O Tribunal Superior Eleitoral (TSE) determinou a remoção de uma publicação que atribuía ao senador Flávio Bolsonaro (PL) a ordem para matar o advogado Rodrigo Marinho Crespo. Segundo o ministro Nunes Marques, relator do caso, o post, veiculado em julho, atribuiu prática criminosa ao pré-candidato sem apresentar nenhuma prova.
A decisão foi tomada de forma monocrática por Nunes Marques, presidente do TSE, e formalizada em 15 de agosto, depois de referendada em sessão virtual do plenário realizada entre 12 e 14 de agosto, segundo a Gazeta do Povo.
O post original, publicado em 6 de julho, dizia que Flávio "mandou matar" Crespo com 11 tiros.
O texto ligava o crime a uma disputa envolvendo um imóvel avaliado em cerca de R$ 10 milhões em Angra dos Reis (RJ).
A disputa imobiliária opõe a Sport 70 Intermediação, empresa que tem o atacante Richarlison como sócio, à WT Administração de Imóveis. Crespo representava a WT no processo.
O Superior Tribunal de Justiça já havia decidido o caso civil a favor da WT em maio de 2025, mais de um ano antes da publicação que ligou Flávio ao homicídio do advogado.
Segundo Nunes Marques, a publicação saiu do campo da opinião política ao atribuir um crime ao pré-candidato sem apresentar nenhum elemento de prova.

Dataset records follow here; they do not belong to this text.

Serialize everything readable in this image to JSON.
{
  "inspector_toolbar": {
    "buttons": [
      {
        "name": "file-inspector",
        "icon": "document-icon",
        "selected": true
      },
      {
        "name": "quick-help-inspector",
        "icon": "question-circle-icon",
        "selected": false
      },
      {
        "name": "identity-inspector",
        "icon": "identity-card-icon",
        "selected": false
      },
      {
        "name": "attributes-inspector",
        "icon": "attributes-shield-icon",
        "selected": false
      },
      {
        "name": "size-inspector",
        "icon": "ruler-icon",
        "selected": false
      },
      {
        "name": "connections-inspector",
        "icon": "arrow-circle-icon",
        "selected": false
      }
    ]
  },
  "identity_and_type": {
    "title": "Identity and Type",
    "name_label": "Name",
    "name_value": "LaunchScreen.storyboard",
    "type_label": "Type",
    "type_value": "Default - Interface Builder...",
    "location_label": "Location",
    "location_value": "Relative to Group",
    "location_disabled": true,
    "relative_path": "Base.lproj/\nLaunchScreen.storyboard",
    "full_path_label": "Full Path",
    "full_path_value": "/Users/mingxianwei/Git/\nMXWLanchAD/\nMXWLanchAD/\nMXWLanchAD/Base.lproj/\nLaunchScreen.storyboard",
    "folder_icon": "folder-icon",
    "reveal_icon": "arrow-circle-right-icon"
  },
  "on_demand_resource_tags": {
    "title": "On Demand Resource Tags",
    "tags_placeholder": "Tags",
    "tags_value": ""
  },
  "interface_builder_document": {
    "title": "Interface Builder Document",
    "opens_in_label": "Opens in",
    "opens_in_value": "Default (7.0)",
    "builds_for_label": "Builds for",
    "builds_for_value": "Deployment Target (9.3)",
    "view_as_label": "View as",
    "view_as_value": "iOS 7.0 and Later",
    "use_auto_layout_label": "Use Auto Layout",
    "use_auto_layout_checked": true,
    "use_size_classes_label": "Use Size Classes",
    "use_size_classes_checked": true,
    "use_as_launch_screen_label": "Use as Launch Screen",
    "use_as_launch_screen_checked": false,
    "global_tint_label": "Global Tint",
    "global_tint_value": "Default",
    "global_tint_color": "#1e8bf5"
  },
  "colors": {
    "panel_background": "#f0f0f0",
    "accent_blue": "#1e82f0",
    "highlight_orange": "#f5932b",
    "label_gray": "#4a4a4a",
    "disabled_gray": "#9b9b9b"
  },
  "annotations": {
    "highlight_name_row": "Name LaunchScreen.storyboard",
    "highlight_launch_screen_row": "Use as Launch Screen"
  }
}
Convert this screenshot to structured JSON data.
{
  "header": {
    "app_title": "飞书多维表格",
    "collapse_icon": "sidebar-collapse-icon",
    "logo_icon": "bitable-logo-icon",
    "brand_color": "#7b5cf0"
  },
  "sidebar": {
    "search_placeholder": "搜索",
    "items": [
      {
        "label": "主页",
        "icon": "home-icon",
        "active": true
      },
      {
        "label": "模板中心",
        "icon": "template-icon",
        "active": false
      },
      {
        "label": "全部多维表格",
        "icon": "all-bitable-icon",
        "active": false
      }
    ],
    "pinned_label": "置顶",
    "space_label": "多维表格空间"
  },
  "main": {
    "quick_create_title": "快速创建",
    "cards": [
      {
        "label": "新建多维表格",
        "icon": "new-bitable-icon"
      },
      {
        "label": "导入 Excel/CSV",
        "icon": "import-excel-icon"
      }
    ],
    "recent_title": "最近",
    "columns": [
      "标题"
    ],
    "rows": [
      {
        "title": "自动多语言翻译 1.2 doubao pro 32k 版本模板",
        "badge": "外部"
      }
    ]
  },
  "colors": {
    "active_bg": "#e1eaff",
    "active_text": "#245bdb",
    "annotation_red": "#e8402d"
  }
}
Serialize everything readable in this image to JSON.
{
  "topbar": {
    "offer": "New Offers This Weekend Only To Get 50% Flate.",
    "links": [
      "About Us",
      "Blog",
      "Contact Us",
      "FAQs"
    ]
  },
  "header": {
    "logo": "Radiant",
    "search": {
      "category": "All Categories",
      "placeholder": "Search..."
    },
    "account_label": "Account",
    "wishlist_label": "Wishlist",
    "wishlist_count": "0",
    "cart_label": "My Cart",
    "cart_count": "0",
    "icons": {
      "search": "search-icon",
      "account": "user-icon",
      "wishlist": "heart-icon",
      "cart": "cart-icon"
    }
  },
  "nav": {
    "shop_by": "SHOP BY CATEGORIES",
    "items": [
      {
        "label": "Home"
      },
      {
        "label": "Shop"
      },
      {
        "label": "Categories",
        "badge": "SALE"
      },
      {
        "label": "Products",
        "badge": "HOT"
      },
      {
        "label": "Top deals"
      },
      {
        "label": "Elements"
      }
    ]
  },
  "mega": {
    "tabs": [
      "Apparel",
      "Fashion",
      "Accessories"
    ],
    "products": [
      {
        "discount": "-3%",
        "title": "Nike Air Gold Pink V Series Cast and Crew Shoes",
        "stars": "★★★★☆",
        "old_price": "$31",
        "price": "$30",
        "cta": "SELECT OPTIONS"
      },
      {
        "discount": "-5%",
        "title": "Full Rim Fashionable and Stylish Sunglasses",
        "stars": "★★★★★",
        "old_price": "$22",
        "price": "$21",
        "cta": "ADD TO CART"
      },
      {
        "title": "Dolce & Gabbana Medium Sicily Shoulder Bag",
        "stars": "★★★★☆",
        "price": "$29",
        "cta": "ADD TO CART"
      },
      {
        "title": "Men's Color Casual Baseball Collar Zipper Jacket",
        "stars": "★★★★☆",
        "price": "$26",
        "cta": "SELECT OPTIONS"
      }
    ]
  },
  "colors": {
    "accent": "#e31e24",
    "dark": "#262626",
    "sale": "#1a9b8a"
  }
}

O conteúdo ficou no ar por mais de um mês. Publicado em 6 de julho, só foi retirado do ar com a decisão de 15 de agosto.
Não é a primeira decisão do tipo sobre conteúdo ligado a Flávio neste ano.
Em 23 de junho, a ministra Estela Aranha mandou remover posts que o associavam à Operação Unha e Carne e ao Comando Vermelho, com prazo de 24 horas para a Meta cumprir.
"O pré-candidato não aparece como investigado, indiciado ou denunciado na Operação Unha e Carne, sem qualquer referência formal a seu nome nos autos", registrou a ministra, segundo o MeioNews.
Levantamento do Poder360 mostra que o TSE já somava, até junho, sete decisões de remoção de conteúdo na pré-campanha de 2026, sendo quatro favoráveis ao PL e três ao PT, atingindo publicações atribuídas a nomes como Lindbergh Farias, Erika Hilton e André Janones.
A decisão não menciona multa por eventual descumprimento. Não há, nas fontes consultadas, manifestação de Flávio Bolsonaro ou de sua defesa sobre o caso.